Romanın başından itibaren büyülenirsiniz. Kelimeler sıraya dizilip gerçeği haykırır yüzünüze. Ve tıpkı mektuplarda da değindiğim gibi, ağır ve ağdalı cümlelerle değil bilakis basit ama hedefe 12'den çarpan ok gibi kullanır kelimelerini Bachmann. Lafı allandırıp pullandırmadan, dolandırmadan fakat yerine göre uzun cümleler kurar. Son derece realisttir. O derece ki öncellikle kendisini hedef alır eleştiri tahtasında. Romancı kimliğinden önce, hep ve daima şair olmasının duygu yoğunluğunda; 'basit'in arkasına ustalıkla gizlenmiş bir karmaşanın anlatımı çıkar ortaya. Asla parmağının arkasına gizlenmeyen bir kişilik söz konusudur romanda ve ona "Ben" der Bachmann giriş sayfasında.

Mektupları okuduktan ve Bachmann'ın hayatını araştırdıktan sonra romandaki bu "Ben" kişisini Bachmann'ın kendisinden ne kadar ayrı tutabilirsiniz bilemiyorum! Bana göre o kişi bizzat kendisidir. Ivan ile yaşadığı, çoğunlukla yanlış anlamalara veya sessizliğe dayanan aşklarını anlatır romanda. Kitaba adını veren Malina ise kimdir?
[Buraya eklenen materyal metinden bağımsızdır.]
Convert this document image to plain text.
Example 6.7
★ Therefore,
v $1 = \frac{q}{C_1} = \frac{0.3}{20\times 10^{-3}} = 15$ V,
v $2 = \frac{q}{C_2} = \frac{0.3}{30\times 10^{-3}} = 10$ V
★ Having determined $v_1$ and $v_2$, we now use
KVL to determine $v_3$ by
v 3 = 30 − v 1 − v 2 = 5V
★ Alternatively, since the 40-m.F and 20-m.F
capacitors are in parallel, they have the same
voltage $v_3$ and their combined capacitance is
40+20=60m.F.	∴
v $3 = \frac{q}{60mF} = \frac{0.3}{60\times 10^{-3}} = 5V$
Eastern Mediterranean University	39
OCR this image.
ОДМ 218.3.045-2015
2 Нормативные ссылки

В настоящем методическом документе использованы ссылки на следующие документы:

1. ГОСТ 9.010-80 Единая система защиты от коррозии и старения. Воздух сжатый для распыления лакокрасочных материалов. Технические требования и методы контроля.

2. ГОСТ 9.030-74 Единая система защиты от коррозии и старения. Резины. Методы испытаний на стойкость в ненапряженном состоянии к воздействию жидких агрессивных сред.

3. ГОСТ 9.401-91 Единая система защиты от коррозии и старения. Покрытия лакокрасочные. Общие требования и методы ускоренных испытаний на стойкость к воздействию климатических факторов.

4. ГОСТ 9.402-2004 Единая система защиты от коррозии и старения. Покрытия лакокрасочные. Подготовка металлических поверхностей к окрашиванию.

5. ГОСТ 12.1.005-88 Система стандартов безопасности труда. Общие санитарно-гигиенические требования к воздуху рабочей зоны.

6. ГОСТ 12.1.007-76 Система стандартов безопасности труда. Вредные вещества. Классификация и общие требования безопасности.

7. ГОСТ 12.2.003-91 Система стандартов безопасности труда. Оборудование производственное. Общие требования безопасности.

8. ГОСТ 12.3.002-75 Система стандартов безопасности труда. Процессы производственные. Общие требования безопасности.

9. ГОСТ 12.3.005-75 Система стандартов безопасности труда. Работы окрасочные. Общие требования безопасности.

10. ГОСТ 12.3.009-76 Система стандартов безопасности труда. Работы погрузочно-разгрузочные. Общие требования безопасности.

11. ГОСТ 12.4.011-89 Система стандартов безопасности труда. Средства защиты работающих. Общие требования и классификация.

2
Gerçekten var mıdır? "Ben" kişisine muazzam etkisi yadsınmayacak kadar fazladır.


Bahsettiğim kopuk kopuk internetten bulduğum söyleşisinde şöyle der Bachmann "Malina benim erkek yönümdür."

Her cümlesi altı çizilebilecek, dönüp tekrar üzerine düşünülecek bir kitap.

"O kitabı, henüz olmayan kitabı, senin için yazacağım, eğer gerçekten istiyorsan. Ama gerçekten istemelisin, benden istemelisin, ve ben senden onu okumanı hiçbir zaman istemeyeceğim."

Kolay anlaşılabilir, bir günde tüketilecek roman olmadığını söyleyebilirim Malina'nın. Ruh çözümlemelerini, bilinç akışını, belli bir tarih sıralamasını takip etmeyen romanları, bazen gerçeğe çok yakın, birbirinden ayrılması mümkün olmayan yoğunlukta yaşanan düşleri, onlara bağlılığı, kişinin ağırlıklı olarak iç dünyasında yaşanan fakat asla sakınılmayan okumaları seviyorsanız asla es geçilmemesi gereken bir roman Malina.

Benim en sevdiğim romanlar listesinin üst basamaklarına eze eze tırmandı ve ilk sıralarda yerini çoktan aldı diyebilirim.

Şöyle bir alıntıyla bitirmek istiyorum Malina'yı;

"My life is over for during the transport he has drowned in the river" der "rüyânın kendisi. Bachmann'ın Malina romanında... "I loved him more than my life." (Malina'nın Philip Boehm çevirisinden alıntıdır.) 

İki kitaptan bağımsız iki de şiir ekleyeyim. Celan'ın 1970 yılında ve hatta 'Nisan' ayında öldüğünü, Bachmann'nın Malina'sının ilk yayımlandığı tarihin 1971 olduğunu ve kendisinin 1973' de öldüğünü atlamayarak...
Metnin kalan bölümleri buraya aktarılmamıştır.